A ação será conduzida pelo Ministério do Trabalho e Emprego (MTE) e terá atenção especial aos empregadores domésticos.
A medida busca combater a inadimplência e reforçar a proteção financeira dos trabalhadores.
Fiscalização começa após prazo de regularização
A iniciativa ocorre depois de uma etapa prévia de notificações. Em ações anteriores, o Ministério identificou cerca de 80 mil empregadores domésticos com irregularidades nos depósitos do FGTS.
Em setembro do ano passado, esses empregadores receberam avisos por meio do Domicílio Eletrônico Trabalhista (DET). Na ocasião, foi estabelecido prazo até 31 de outubro para que a situação fosse regularizada de forma voluntária.
Com o fim desse prazo, o governo poderá iniciar novas medidas formais.
O que pode acontecer com quem não regularizou
A partir desta nova fase, empregadores com pendências poderão enfrentar consequências administrativas e judiciais. Entre as medidas previstas estão:
- envio de notificações formais
- aplicação de multas
- cobrança com correção monetária
- possibilidade de judicialização das dívidas
A fiscalização será baseada no cruzamento de dados do eSocial com as guias pagas à Caixa Econômica Federal.
O que é o Domicílio Eletrônico Trabalhista (DET)
O Domicílio Eletrônico Trabalhista é a plataforma oficial usada para a comunicação entre a Inspeção do Trabalho e empregadores.
O sistema foi criado para tornar mais rápida e segura a troca de informações e o envio de notificações. Por meio dele, o governo consegue informar pendências e acompanhar a regularização das obrigações trabalhistas.
Por que o FGTS é importante para o trabalhador
O FGTS funciona como uma espécie de poupança obrigatória, criada para oferecer proteção financeira em momentos delicados da vida profissional.
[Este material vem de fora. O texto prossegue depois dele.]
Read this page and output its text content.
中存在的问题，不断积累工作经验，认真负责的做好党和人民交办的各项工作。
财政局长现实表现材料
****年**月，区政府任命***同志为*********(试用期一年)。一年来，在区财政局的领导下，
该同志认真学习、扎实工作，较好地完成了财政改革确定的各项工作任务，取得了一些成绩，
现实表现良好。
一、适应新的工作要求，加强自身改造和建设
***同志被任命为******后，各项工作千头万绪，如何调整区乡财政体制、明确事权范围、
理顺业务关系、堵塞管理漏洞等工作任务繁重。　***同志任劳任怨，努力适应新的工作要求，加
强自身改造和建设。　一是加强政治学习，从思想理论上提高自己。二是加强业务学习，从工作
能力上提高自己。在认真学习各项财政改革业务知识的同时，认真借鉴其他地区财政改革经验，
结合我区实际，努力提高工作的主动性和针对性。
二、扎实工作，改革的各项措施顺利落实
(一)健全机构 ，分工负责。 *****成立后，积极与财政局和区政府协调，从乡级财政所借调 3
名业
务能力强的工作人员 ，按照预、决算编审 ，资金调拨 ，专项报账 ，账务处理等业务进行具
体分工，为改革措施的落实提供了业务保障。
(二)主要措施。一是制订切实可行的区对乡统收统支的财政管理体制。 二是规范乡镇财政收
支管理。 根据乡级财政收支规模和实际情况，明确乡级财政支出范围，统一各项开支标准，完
O saldo pode ser utilizado em situações como:
- demissão sem justa causa, com saque integral e multa de 40%
- aposentadoria
- término de contrato por prazo determinado
- fechamento da empresa
- situações de calamidade ou doenças graves
No caso de demissão sem justa causa, o trabalhador pode retirar todo o valor disponível na conta, além da multa rescisória. O recurso costuma ser liberado poucos dias após a comunicação da dispensa.
A nova fiscalização busca garantir que esse direito seja cumprido de forma correta.
Diante desse cenário, trabalhadores e empregadores devem acompanhar possíveis notificações e manter os dados atualizados nos sistemas oficiais. A regularização evita penalidades e garante que os valores sejam depositados corretamente, preservando a função do FGTS como suporte financeiro em momentos de transição ou necessidade.